Vijay Mallya has been accused of routing a chunk of the $1.3 billion amount owed by his company Kingfisher Airlines in gaining 100 per cent or partial stakes in companies across the world. Photograph: (Reuters)
Arun Jaitley said UK's 'liberal democracy' aided loan defaulters to stay in the country, weeks after urging London to extradite Vijay Mallya
India's finance minister attributed "liberal democracy" in the United Kingdom as a key reason for defaulters to stay in the country, in a veiled reference to liquor baron Vijay Mallya, who is wanted by New Delhi for defaulting on loans.
Mallya, once known as the "king of good times", has been embroiled in a litany of financial scandals and money laundering since 2012. He owes banks roughly $1.3 billion but in March 2016, he decided to go and stay in the UK to "stay close to his family".
Speaking at a seminar in the London School of Economics' South Asia Centre, finance minister Arun Jaitley indirectly prodded the UK laws' liberal nature, saying: "Many thought that when you take loan from the banks, the money need not be re-paid and you can come to London and stay out here…and democracy is liberal enough to permit defaulters to stay here.
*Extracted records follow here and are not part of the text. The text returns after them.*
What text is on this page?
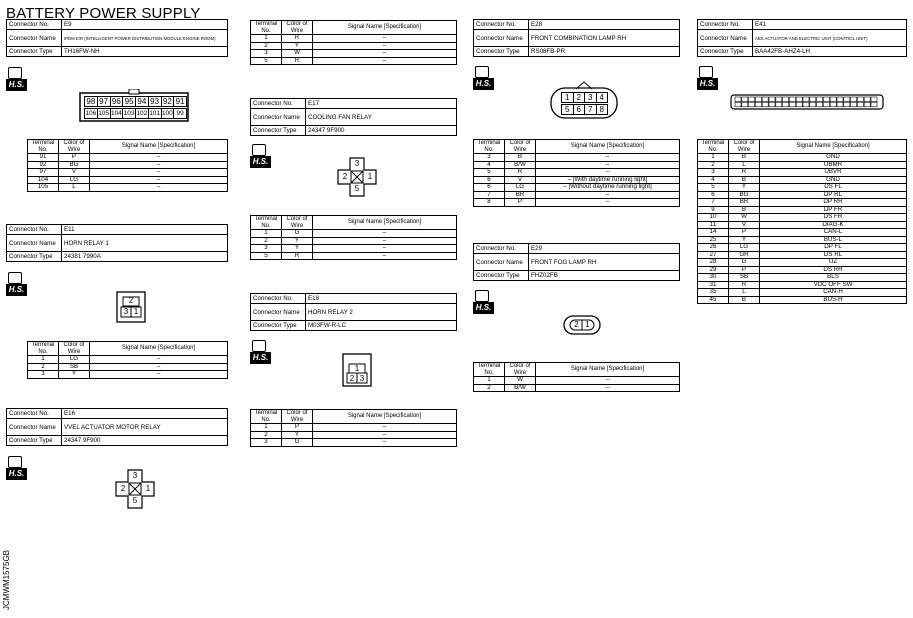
BATTERY POWER SUPPLY
JCMWM1575GB
Connector No.	E9
Connector Name	IPDM E/R (INTELLIGENT POWER DISTRIBUTION MODULE ENGINE ROOM)
Connector Type	TH16FW-NH
H.S.
98 97 96 95 94 93 92 91
106 105 104 103 102 101 100 99
Terminal No.	Color of Wire	Signal Name [Specification]
91	P	–
92	BG	–
97	V	–
104	LG	–
105	L	–
Connector No.	E11
Connector Name	HORN RELAY 1
Connector Type	24381 7990A
H.S.
2
3 1
Terminal No.	Color of Wire	Signal Name [Specification]
1	LG	–
2	SB	–
3	Y	–
Connector No.	E16
Connector Name	VVEL ACTUATOR MOTOR RELAY
Connector Type	24347 9F900
H.S.	3
2	1
5
Terminal No.	Color of Wire	Signal Name [Specification]
1	R	–
2	Y	–
3	W	–
5	R	–
Connector No.	E17
Connector Name	COOLING FAN RELAY
Connector Type	24347 9F900
H.S.	3
2	1
5
Terminal No.	Color of Wire	Signal Name [Specification]
1	G	–
2	Y	–
3	Y	–
5	R	–
Connector No.	E18
Connector Name	HORN RELAY 2
Connector Type	M03FW-R-LC
H.S.
1
2 3
Terminal No.	Color of Wire	Signal Name [Specification]
1	P	–
2	Y	–
3	G	–
Connector No.	E28
Connector Name	FRONT COMBINATION LAMP RH
Connector Type	RS08FB-PR
H.S.
1 2 3 4
5 6 7 8
Terminal No.	Color of Wire	Signal Name [Specification]
3	B	–
4	B/W	–
5	R	–
6	V	– [With daytime running light]
6	LG	– [Without daytime running light]
7	BR	–
8	P	–
Connector No.	E29
Connector Name	FRONT FOG LAMP RH
Connector Type	FHZ02FB
H.S.
2 1
Terminal No.	Color of Wire	Signal Name [Specification]
1	W	–
2	B/W	–
Connector No.	E41
Connector Name	ABS ACTUATOR AND ELECTRIC UNIT (CONTROL UNIT)
Connector Type	BAA42FB-AHZ4-LH
H.S.
Terminal No.	Color of Wire	Signal Name [Specification]
1	B	GND
2	L	UBMR
3	R	UBVR
4	B	GND
5	Y	DS FL
6	BG	DP RL
7	BR	DP RR
9	B	DP FR
10	W	DS FR
11	V	DIAG-K
14	P	CAN-L
25	Y	BUS-L
26	LG	DP FL
27	GR	DS RL
28	G	UZ
29	P	DS RR
30	SB	BLS
31	R	VDC OFF SW
35	L	CAN-H
45	B	BUS-H
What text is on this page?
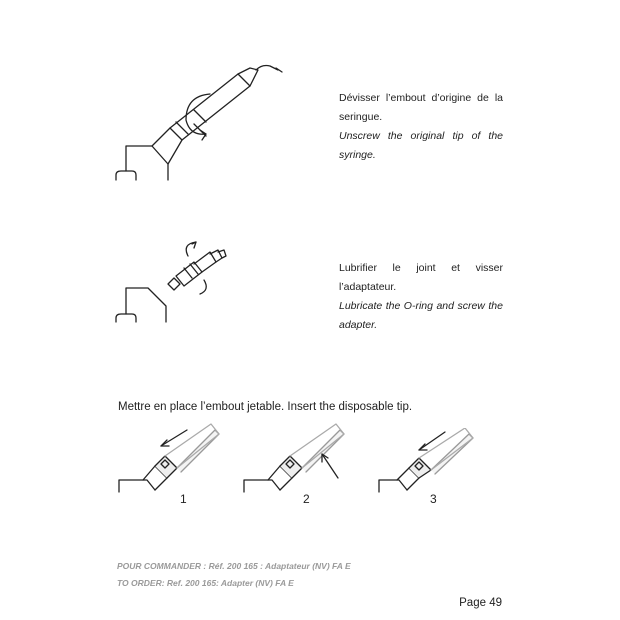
Dévisser l’embout d’origine de la seringue.

Unscrew the original tip of the syringe.

Lubrifier le joint et visser l’adaptateur.

Lubricate the O-ring and screw the adapter.

Mettre en place l’embout jetable. Insert the disposable tip.
1	2	3
POUR COMMANDER : Réf. 200 165 : Adaptateur (NV) FA E
TO ORDER: Ref. 200 165: Adapter (NV) FA E
Page 49
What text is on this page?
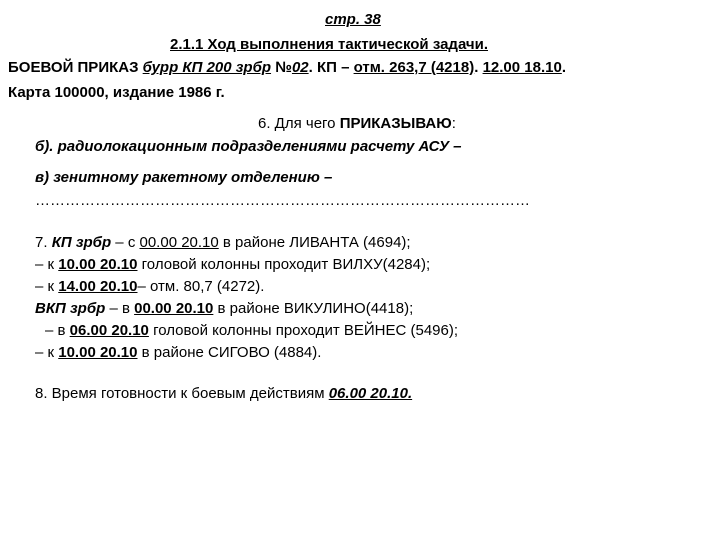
стр. 38
2.1.1 Ход выполнения тактической задачи.
БОЕВОЙ ПРИКАЗ бурр КП 200 зрбр №02. КП – отм. 263,7 (4218). 12.00 18.10.
Карта 100000, издание 1986 г.
6. Для чего ПРИКАЗЫВАЮ:
б). радиолокационным подразделениями расчету АСУ –
в) зенитному ракетному отделению –
………………………………………………………………………………………
7. КП зрбр – с 00.00 20.10 в районе ЛИВАНТА (4694);
– к 10.00 20.10 головой колонны проходит ВИЛХУ(4284);
– к 14.00 20.10– отм. 80,7 (4272).
ВКП зрбр – в 00.00 20.10 в районе ВИКУЛИНО(4418);
– в 06.00 20.10 головой колонны проходит ВЕЙНЕС (5496);
– к 10.00 20.10 в районе СИГОВО (4884).
8. Время готовности к боевым действиям 06.00 20.10.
That normal needs to be cracked."
The statement, which can be perceived a gentle rebuke or an attempt to put pressure on the UK government to extradite Mallya, comes just two days before he is set to meet UK foreign secretary Boris Johnson and UK chancellor Philip Hammond.
Though the content of their meeting remains unknown, senior officials in London have indicated that the matter of Mallya's extradition may be taken up during the meeting.
Earlier this month, the Indian government had formally sent an extradition request to the UK for them to try Mallya.
Mallya, the former chairman of India's largest spirits company in India, has also been accused of routing a chunk of the $1.3 billion amount owed by his company Kingfisher Airlines in gaining 100 per cent or partial stakes in companies across the world.